The systems that just don't appeal to me at all, which I will never touch,
include, but are not limited to:
* Atari 2600/5200/7800
* Lynx
* Jaguar
* Vectrex
* Colecovision
* Commodore 64
* Neo-Geo
* Neo-Geo Pocket / Color
* Virtual Boy
* Super A'can
* 32X
* CD-i
* etc, etc, etc.
And really, even if something were mildly interesting in there ... we
have to stop. I can't scale infinitely. I'm already way past my limit,
but I'm doing this anyway. Too many cores bloats everything and kills
quality on everything. I don't want higan to become MESS v2.

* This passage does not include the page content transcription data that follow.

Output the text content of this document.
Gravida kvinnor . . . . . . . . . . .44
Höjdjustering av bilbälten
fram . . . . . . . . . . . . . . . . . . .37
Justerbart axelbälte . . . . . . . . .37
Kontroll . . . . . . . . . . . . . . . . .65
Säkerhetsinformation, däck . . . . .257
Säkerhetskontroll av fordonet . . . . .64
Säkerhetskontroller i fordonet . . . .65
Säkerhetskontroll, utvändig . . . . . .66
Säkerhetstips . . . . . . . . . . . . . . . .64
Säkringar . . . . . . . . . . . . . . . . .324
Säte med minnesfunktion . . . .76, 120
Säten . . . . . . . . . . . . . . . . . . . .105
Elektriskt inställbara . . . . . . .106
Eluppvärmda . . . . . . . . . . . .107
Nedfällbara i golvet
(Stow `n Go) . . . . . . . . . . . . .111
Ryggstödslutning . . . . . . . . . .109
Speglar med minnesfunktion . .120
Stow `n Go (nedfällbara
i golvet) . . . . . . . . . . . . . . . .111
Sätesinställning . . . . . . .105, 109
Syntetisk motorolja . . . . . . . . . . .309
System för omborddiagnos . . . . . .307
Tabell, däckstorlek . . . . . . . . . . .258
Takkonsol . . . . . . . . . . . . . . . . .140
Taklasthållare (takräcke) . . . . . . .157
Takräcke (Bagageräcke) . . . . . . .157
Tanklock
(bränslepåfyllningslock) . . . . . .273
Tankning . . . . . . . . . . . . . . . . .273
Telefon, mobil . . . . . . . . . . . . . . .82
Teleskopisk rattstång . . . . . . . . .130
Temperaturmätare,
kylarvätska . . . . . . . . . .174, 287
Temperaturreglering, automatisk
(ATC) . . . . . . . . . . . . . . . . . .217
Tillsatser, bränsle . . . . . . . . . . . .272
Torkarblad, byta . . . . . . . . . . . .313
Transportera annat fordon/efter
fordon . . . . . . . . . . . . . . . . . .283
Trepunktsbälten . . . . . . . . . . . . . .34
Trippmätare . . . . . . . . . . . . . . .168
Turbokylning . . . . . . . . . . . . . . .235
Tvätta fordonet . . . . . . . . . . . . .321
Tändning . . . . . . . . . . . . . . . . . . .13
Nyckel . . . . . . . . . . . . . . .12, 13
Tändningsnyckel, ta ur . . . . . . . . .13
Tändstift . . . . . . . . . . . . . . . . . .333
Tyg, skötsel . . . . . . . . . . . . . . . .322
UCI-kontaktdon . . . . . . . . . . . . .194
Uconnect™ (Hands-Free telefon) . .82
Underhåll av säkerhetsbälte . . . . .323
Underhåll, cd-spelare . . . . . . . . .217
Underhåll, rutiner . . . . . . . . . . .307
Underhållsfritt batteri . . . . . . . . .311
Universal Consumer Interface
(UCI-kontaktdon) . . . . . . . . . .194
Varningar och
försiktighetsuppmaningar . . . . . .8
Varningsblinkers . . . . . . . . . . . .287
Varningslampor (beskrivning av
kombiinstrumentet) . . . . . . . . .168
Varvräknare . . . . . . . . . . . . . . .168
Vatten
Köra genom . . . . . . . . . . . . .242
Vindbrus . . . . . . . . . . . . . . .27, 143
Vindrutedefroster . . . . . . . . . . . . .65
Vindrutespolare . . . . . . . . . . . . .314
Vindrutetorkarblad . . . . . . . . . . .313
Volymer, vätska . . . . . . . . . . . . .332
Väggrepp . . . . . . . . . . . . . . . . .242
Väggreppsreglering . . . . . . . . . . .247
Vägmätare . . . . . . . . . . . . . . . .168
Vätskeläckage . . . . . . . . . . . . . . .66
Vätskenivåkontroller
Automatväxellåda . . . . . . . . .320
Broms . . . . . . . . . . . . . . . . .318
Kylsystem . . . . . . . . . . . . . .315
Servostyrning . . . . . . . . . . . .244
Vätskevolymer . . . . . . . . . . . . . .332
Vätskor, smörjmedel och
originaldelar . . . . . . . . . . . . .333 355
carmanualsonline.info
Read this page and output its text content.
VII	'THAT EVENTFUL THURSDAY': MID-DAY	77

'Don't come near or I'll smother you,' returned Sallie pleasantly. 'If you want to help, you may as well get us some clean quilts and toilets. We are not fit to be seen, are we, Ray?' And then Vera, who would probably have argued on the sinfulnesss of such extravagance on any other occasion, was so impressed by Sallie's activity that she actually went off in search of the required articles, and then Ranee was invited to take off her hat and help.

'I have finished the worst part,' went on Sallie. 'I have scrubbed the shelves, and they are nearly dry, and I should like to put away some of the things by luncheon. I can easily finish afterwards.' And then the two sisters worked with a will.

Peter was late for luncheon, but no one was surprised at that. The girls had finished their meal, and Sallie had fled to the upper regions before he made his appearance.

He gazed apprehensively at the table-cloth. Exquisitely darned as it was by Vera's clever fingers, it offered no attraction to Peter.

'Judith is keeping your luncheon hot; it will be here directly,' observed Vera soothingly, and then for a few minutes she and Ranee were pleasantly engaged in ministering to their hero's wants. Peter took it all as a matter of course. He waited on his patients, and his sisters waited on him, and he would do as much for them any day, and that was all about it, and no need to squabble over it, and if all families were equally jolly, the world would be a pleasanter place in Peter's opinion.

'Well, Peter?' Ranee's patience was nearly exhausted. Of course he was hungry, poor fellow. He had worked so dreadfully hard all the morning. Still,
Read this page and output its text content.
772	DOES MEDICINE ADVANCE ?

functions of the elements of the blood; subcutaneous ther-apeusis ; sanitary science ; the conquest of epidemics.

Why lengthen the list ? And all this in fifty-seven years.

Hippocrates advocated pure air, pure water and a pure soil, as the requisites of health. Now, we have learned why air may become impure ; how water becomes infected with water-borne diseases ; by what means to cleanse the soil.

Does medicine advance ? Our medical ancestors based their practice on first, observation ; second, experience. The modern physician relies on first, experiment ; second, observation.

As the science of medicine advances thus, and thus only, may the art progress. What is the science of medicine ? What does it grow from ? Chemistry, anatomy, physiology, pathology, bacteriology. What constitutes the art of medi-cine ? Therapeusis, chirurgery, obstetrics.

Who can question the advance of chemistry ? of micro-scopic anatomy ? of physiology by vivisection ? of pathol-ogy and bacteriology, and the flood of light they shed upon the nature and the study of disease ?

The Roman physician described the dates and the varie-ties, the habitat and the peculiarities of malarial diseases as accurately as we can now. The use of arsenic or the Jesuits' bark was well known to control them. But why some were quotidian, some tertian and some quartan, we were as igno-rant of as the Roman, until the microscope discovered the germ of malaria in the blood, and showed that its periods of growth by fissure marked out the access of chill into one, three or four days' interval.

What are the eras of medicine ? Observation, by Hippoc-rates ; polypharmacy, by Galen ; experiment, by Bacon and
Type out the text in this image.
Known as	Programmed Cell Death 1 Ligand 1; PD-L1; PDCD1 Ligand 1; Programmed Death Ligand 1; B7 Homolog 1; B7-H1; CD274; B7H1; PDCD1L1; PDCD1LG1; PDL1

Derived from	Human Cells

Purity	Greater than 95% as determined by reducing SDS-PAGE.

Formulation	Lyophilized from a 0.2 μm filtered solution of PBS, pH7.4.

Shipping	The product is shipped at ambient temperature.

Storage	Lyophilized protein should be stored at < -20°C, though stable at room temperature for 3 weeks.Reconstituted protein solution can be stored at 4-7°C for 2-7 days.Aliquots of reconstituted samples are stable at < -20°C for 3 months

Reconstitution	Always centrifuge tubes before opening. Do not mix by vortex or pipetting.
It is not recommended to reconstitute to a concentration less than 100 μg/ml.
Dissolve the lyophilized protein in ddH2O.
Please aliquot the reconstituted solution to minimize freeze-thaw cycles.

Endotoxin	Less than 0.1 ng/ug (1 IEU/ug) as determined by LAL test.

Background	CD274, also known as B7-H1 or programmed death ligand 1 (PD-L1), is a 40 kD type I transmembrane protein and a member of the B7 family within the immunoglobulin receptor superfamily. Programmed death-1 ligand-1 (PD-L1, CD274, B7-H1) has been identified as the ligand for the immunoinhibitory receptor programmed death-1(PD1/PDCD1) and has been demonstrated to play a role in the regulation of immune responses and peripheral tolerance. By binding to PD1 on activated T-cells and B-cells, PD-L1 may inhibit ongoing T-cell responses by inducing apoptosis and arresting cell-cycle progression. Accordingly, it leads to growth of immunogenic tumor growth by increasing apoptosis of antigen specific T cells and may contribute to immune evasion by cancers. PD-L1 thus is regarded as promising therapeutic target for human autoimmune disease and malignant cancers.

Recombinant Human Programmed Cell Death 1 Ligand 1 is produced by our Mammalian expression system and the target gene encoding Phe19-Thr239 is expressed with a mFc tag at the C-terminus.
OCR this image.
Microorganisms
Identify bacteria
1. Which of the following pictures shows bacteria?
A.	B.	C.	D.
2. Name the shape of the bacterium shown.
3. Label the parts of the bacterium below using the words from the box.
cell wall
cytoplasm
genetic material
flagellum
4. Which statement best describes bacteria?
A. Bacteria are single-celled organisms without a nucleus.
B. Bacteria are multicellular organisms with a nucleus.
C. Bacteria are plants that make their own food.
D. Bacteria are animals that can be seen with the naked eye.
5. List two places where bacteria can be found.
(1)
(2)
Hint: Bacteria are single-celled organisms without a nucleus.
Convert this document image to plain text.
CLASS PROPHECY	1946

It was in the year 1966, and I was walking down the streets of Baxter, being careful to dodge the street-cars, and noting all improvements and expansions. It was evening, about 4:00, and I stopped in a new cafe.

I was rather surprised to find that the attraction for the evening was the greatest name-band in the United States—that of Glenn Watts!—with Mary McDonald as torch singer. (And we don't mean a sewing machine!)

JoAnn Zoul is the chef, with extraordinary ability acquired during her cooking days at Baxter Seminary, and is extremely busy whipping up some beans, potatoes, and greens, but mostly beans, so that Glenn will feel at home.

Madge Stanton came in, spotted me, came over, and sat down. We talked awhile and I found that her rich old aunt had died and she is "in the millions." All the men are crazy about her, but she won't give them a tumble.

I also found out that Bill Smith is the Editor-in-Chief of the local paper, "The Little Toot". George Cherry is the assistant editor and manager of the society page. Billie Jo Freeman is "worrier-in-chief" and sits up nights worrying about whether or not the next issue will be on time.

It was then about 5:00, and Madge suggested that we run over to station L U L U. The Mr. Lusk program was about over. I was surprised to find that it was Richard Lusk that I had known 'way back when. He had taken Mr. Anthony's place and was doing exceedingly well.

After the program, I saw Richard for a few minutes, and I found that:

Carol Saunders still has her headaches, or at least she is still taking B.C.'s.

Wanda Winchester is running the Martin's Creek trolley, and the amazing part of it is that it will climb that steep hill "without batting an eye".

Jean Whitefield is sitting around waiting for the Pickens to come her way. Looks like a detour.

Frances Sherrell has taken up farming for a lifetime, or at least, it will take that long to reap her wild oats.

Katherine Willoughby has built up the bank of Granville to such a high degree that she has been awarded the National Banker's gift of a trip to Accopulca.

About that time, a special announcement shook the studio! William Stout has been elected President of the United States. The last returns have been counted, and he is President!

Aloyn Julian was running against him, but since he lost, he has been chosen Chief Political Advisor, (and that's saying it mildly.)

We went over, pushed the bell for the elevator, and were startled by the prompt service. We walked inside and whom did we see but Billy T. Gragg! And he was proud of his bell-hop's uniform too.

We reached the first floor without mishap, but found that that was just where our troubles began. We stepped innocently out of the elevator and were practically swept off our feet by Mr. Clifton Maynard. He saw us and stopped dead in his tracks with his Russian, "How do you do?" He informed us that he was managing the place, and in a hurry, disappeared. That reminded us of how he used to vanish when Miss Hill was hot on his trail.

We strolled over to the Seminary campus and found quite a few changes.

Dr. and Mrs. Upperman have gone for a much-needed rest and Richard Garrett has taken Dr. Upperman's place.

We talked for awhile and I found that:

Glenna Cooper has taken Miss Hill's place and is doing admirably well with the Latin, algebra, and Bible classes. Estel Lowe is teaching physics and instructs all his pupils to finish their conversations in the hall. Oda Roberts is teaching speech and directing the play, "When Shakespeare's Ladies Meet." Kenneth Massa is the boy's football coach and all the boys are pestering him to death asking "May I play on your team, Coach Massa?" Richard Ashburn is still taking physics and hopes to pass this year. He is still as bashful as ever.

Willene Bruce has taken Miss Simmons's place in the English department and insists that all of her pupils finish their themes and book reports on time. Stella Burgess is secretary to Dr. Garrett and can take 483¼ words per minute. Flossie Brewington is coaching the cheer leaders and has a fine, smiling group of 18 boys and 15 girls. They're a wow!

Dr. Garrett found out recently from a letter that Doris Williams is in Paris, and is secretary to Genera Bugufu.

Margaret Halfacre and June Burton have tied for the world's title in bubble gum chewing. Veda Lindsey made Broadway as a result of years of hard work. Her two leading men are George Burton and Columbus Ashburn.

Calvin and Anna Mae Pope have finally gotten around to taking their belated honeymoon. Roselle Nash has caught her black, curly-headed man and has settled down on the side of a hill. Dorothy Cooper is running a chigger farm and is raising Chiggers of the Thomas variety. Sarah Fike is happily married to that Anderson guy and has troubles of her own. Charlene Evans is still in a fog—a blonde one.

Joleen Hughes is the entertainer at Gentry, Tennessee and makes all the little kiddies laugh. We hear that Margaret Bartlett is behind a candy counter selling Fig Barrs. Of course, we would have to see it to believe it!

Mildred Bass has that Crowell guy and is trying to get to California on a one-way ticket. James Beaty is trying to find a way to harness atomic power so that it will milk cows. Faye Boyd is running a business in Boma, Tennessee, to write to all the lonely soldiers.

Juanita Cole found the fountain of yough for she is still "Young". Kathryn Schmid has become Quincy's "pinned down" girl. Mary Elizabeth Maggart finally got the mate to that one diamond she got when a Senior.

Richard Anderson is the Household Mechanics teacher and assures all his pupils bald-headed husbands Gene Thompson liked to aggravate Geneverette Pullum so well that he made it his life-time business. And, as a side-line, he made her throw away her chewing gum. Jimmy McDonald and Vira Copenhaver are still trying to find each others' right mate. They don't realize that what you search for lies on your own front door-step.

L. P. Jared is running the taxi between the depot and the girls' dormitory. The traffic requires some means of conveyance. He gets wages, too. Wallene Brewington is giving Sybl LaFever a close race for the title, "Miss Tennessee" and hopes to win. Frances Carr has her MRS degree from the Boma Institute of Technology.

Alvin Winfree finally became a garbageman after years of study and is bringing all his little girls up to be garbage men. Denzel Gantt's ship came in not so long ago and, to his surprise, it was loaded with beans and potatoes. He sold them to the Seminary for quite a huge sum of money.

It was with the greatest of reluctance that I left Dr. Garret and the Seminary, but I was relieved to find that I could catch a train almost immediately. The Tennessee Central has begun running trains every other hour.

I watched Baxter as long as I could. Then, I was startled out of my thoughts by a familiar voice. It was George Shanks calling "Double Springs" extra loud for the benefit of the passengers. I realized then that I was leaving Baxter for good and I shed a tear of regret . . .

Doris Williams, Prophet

I don't know what I'll do about the Famicom Disk System, PC-Engine CD,
and Mega CD. I don't think I'll be able to achieve 60fps emulating the
Mega CD, even if I tried to.
I don't know what's going to happen here with even the Mega Drive. Maybe
I'll get driven crazy with the documentation and quit. Maybe it'll end
up being too complicated and I'll quit. Maybe the emulation will end up
way too slow and I'll give up. Maybe it'll take me seven years to get
any games playable at all. Maybe Steve Snake, AamirM and Mike Pavone
will pool money to hire a hitman to come after me. Who knows.
But this is what I want to do, so ... here goes nothing.